De fato, uma zona de exclusão de 50 quilômetros tinha sido imposta ao redor do hotel, um sistema especial de radar fora instalado como apoio logístico e helicópteros Kiowa com metralhadoras estariam patrulhando a área.

Ademais, as reuniões, seu conteúdo e conclusões sempre se desenrolam em regime de blecaute total de informação. Vazamento zero e nenhuma possibilidade de contato com qualquer participante. Segundo as regras dos bilderbergers, as reuniões não são gravadas, ninguém faz anotações, não são emitidos comunicados, relatórios, conclusões nem resumos, não são realizadas votações, ninguém dá entrevista.

A entidade fechada dispõe de um porta-voz que recita o que consta no site da instituição, mas até mesmo o seu nome é mantido em sigilo. Porta-voz sem nome é outra singularidade do grupo.

Diante da inutilidade de pretender fazer uma cobertura séria do evento, o jornal britânico “The Guardian” destaca há seis anos seu repórter Charlie Skelton, de veia satírica, para fazer uma cobertura alternativa. Um sucesso.

As duas únicas concessões do Grupo Bilderberger à mídia — e mesmo assim somente na véspera de cada edição — são a divulgação da lista de participantes e dos temas genéricos a serem tratados na conferência. Este ano, foram 133 os participantes da elite política, empresarial e acadêmica de 21 países dos dois lados do Atlântico.

E como os trabalhos são movidos a sigilo, eles podem reunir membros do MI6 britânico, vilões execrados da Goldman Sachs ou do HSBC, generais da Otan e executivos de altíssima voltagem sem que respingue nada.
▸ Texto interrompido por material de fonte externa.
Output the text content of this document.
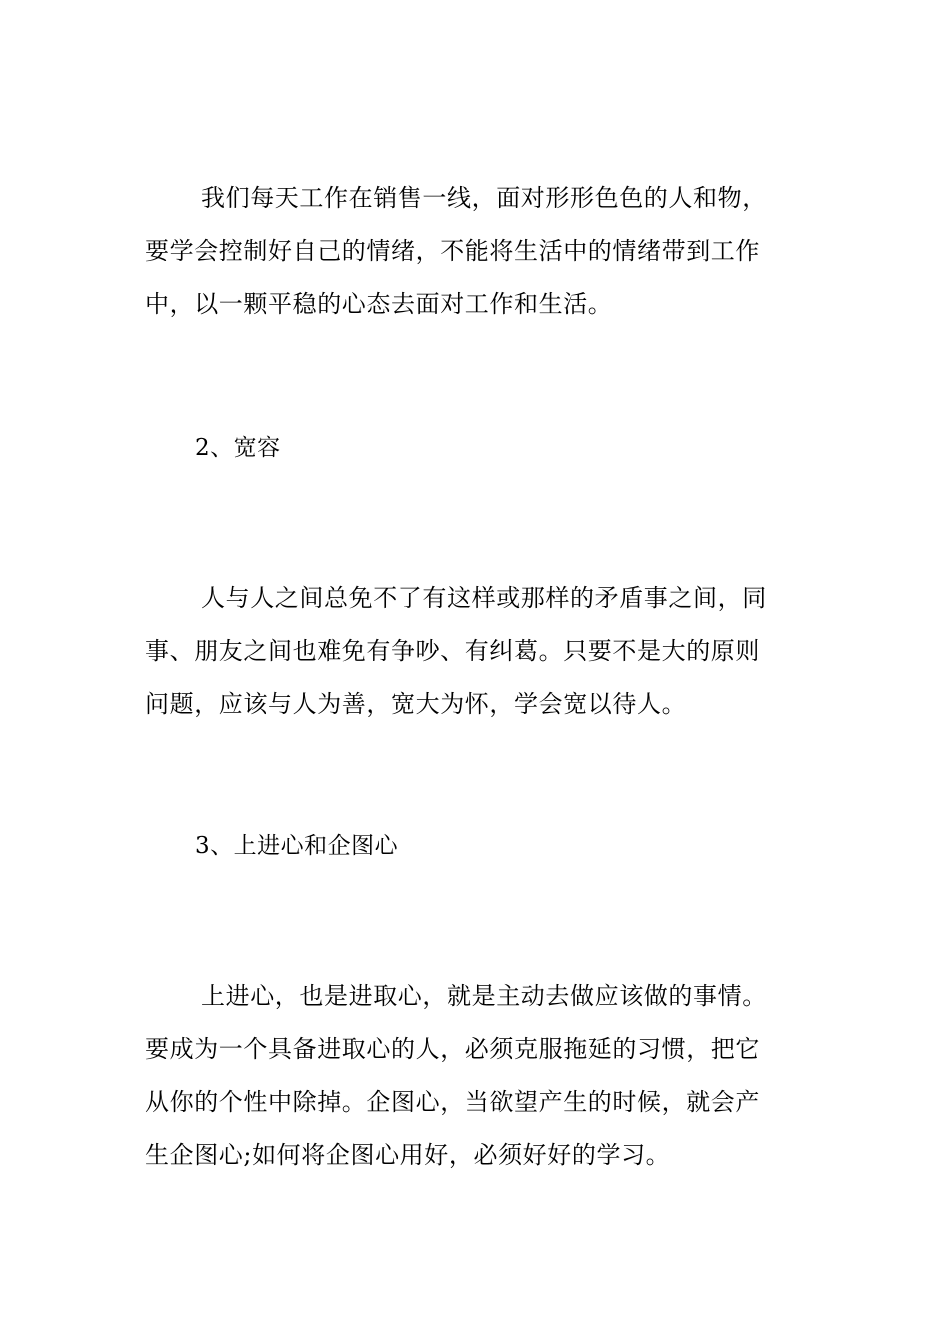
我们每天工作在销售一线，面对形形色色的人和物，
要学会控制好自己的情绪，不能将生活中的情绪带到工作
中，以一颗平稳的心态去面对工作和生活。

2、宽容

人与人之间总免不了有这样或那样的矛盾事之间，同
事、朋友之间也难免有争吵、有纠葛。只要不是大的原则
问题，应该与人为善，宽大为怀，学会宽以待人。

3、上进心和企图心

上进心，也是进取心，就是主动去做应该做的事情。
要成为一个具备进取心的人，必须克服拖延的习惯，把它
从你的个性中除掉。企图心，当欲望产生的时候，就会产
生企图心;如何将企图心用好，必须好好的学习。
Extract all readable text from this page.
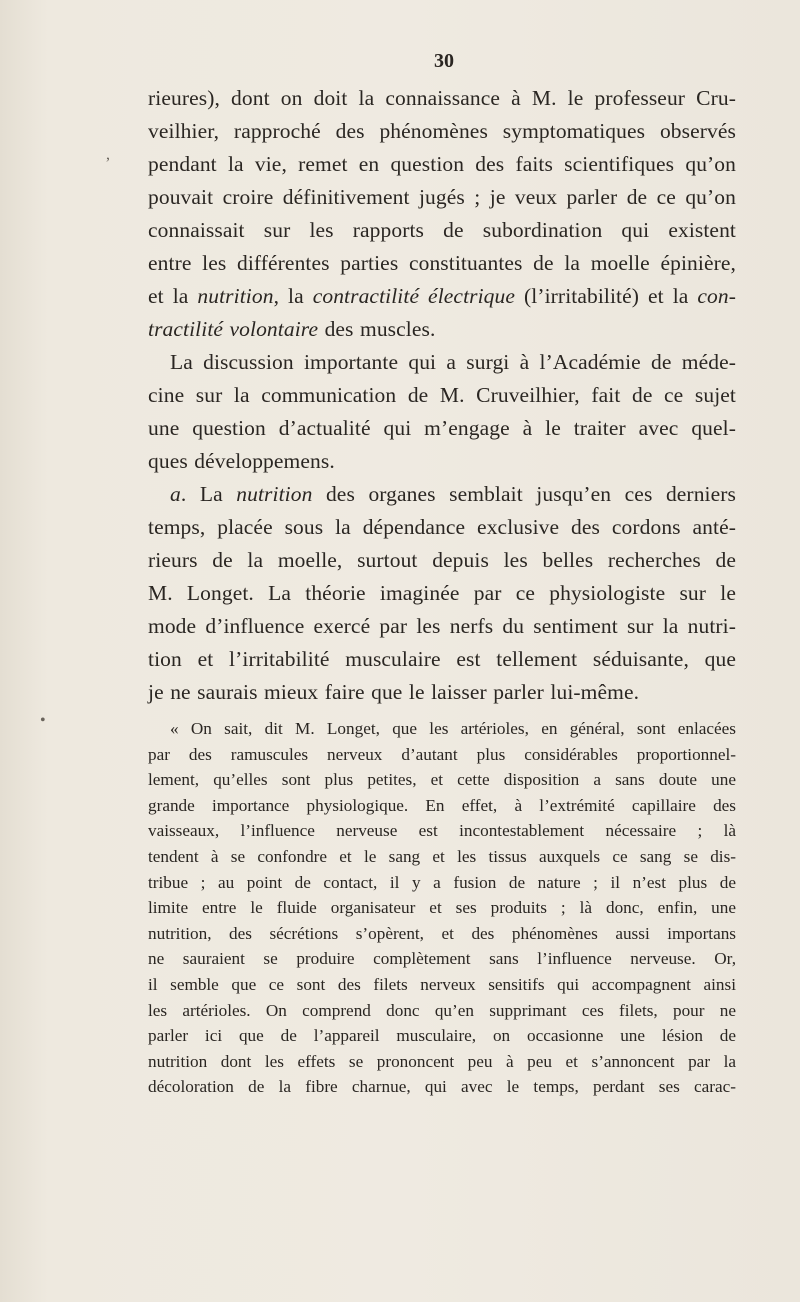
30
rieures), dont on doit la connaissance à M. le professeur Cru-
veilhier, rapproché des phénomènes symptomatiques observés
pendant la vie, remet en question des faits scientifiques qu’on
pouvait croire définitivement jugés ; je veux parler de ce qu’on
connaissait sur les rapports de subordination qui existent
entre les différentes parties constituantes de la moelle épinière,
et la nutrition, la contractilité électrique (l’irritabilité) et la con-
tractilité volontaire des muscles.
La discussion importante qui a surgi à l’Académie de méde-
cine sur la communication de M. Cruveilhier, fait de ce sujet
une question d’actualité qui m’engage à le traiter avec quel-
ques développemens.
a. La nutrition des organes semblait jusqu’en ces derniers
temps, placée sous la dépendance exclusive des cordons anté-
rieurs de la moelle, surtout depuis les belles recherches de
M. Longet. La théorie imaginée par ce physiologiste sur le
mode d’influence exercé par les nerfs du sentiment sur la nutri-
tion et l’irritabilité musculaire est tellement séduisante, que
je ne saurais mieux faire que le laisser parler lui-même.
« On sait, dit M. Longet, que les artérioles, en général, sont enlacées
par des ramuscules nerveux d’autant plus considérables proportionnel-
lement, qu’elles sont plus petites, et cette disposition a sans doute une
grande importance physiologique. En effet, à l’extrémité capillaire des
vaisseaux, l’influence nerveuse est incontestablement nécessaire ; là
tendent à se confondre et le sang et les tissus auxquels ce sang se dis-
tribue ; au point de contact, il y a fusion de nature ; il n’est plus de
limite entre le fluide organisateur et ses produits ; là donc, enfin, une
nutrition, des sécrétions s’opèrent, et des phénomènes aussi importans
ne sauraient se produire complètement sans l’influence nerveuse. Or,
il semble que ce sont des filets nerveux sensitifs qui accompagnent ainsi
les artérioles. On comprend donc qu’en supprimant ces filets, pour ne
parler ici que de l’appareil musculaire, on occasionne une lésion de
nutrition dont les effets se prononcent peu à peu et s’annoncent par la
décoloration de la fibre charnue, qui avec le temps, perdant ses carac-
,
•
Nem o nonagenário Henry Kissinger faltou, apesar de ele ficar ao alcance do Judiciário europeu se algum dos processos movidos contra ele no velho continente fosse movimentado.

Dos 15 temas listados para a edição de 2015, nenhum pareceu abordar mudança climática, fome mundial, desigualdade entre ricos e pobres, problemas migratórios. A julgar pelos títulos, que são listados por ordem alfabética para evitar interpretações de prioridade, o foco maior se concentrou em questões relacionadas a guerras, como “Armas químicas”, “Rússia”, “Segurança cibernética”, “Terrorismo”.

Por mais genéricos que pretendam ser, os temas divulgados conseguem apresentar surpresas intrigantes. “A privacidade existe?”, por exemplo, foi tema debatido na edição de 2014, realizada num hotel de Copenhagen aprisionado por uma cerca dupla de três metros de altura, com participação de representantes da National Security Agency e Google, entre outros.

A presença da Google no conclave tem crescido bastante, por sinal. Além do chefão Eric Schmidt, que integra o Comitê Organizador da conferência, participaram dois vice-presidentes da empresa, sendo que o nome do departamento de um deles inquietou o bem-humorado repórter do “Guardian”: Google DeepMind.

Não são poucos os conspiromaníacos que consideram o Bilderberg uma sociedade secreta com planos de comandar o planeta e instituir uma nova ordem mundial. Mesmo que não seja essa tribo a fazer o clube da não transparência mudar de modus operandi, a marcha da História se encarregará de encontrar agentes confiáveis para fazê-lo.